Monday, November 15, 2010

Is it time for Holy Mother Church to update her parenting skills?

As a parent, Holy Mother Church’s parenting technique of excommunication greatly confuses me.  My confusion stems from my experiences as an actual versus mystical mother: watching what does or doesn’t work in correcting real children’s behavior, what is or isn’t a socially acceptable technique, what harms or hurts a child.  Perhaps a real parent’s reflections have a valid place guiding and informing the pope and his entourage of other single childless fathers who determine Holy Mother Church’s parenting techniques?

Excommunication is supposed to correct inappropriate behavior and thought.  It involves withholding the Eucharist from and social isolation of the transgressor.  Sometimes it is dispensed using public shaming tactics as well.

A mother, who withholds food from her child until she approves of the child’s behavior, at best, would be considered a poor parent.  Sociologists would consider the mother committing an act of personal physical violence against the child by denying it sustenance based upon behavior (Galtung).  Likely, the mother would be arrested, prosecuted and convicted of child abuse for negligence and cruelty.  Not only would secular courts denounce such behavior, the church would consider it sinful. 

The church teaches that the Eucharist is the “bread of life”, nourishment required for eternal life.  Furthermore, it teaches that the faithful should be more concerned with eternal life than life on earth.  Thus the Eucharist becomes more important than normal food to believers because it sustains eternal versus mortal life.  However the church withholds or threatens to withhold this essential food from people unless their beliefs and behaviors align with Mother Church’s.  Noted sociologist Johan Galtung speaks of “structural violence” occurring when something is used to “threaten people into subordination”.  Is it then reasonable to infer that real and threatened excommunications are acts of structural violence?

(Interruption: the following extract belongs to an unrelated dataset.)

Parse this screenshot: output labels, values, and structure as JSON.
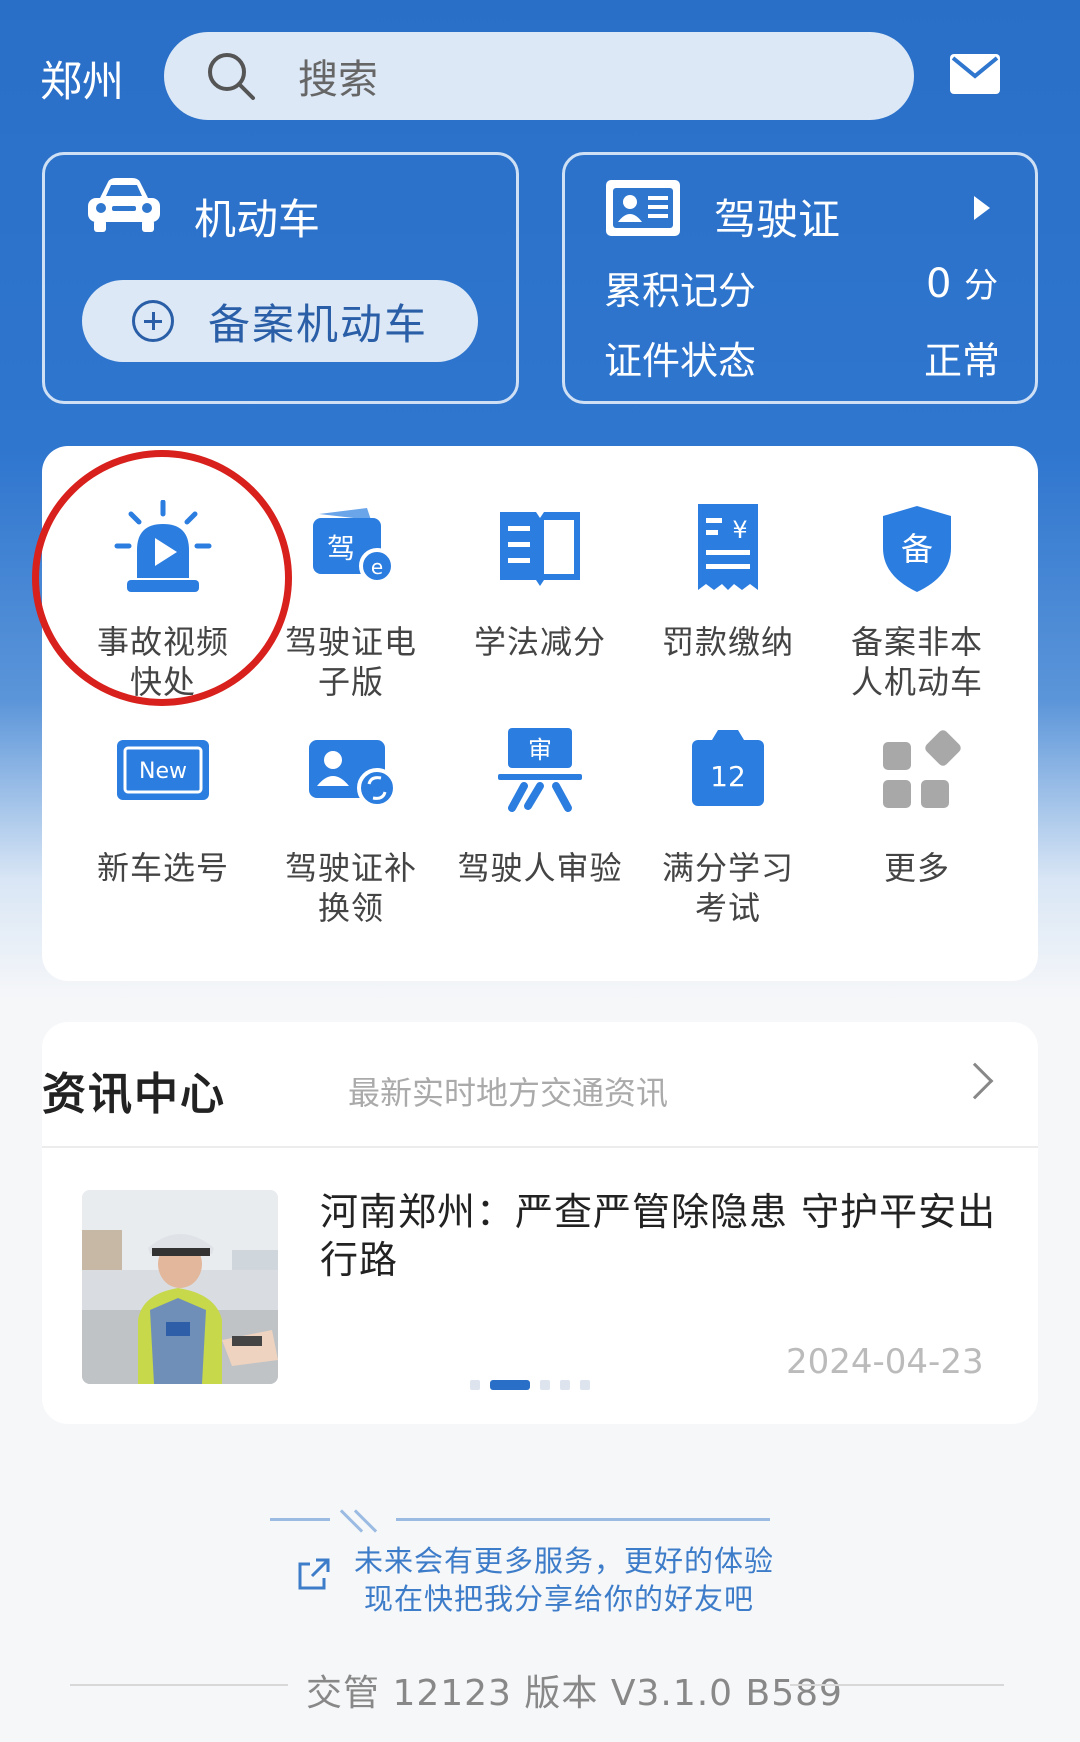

Perhaps some consider excommunication an externally imposed fast that leads to spiritual growth.  How does indefinitely withholding food encourage growth in a child?  Starving children in impoverished parts of the world eat dirt to fill their stomachs with something.  Why would the church expect starving her children would inspire different responses?  For every child reformed through excommunication, how many instead find something else to countermand their gnawing hunger?

Some parents reward appropriate behavior with edible treats.  “If you behave at school, I’ll give you a cookie after school” is an example of this technique.  For various reasons, parents do not agree universally that this is a healthy, effective parenting technique.   Nonetheless this parenting tactic is at least not considered violently abusive. 

Regardless, I have difficulty drawing an analogy between excommunication and the “reward” oriented parenting technique because I cannot denigrate the Eucharist to being analogously similar to a candy bar or cookie.   It’s not a treat; it is the bread of life.  Therefore, it would be sacrilegious for someone to try justifying excommunication as analogous to reward-based parenting tactics.

Another parenting tactic that came into fashion over the last 20-30 years is a “timeout” wherein the misbehaving child is socially excluded for a period of time.  The guide is one minute of “timeout” per year of the child’s age.  Anything beyond that is considered abusive.   The idea is to give the child a moment to step outside the situation and re-collect and then re-enter the social setting with another chance.  This parenting tactic is accepted pretty much universally as non-abusive and fairly to highly effective.

I cannot liken excommunication to a “timeout”, though, for a couple of reasons: its duration, its tie to exclusion from other activities and organizations within the church’s social setting including the Eucharist, and its being dispensed with humiliation sometimes.  A prolonged, indefinite “timeout” would be considered child abuse.  A prolonged, indefinite “timeout” that included indefinitely withholding food would be considered extremely abusive.  An indefinite “timeout” that indefinitely withheld food and was dispensed using public humiliation would be considered abhorrent.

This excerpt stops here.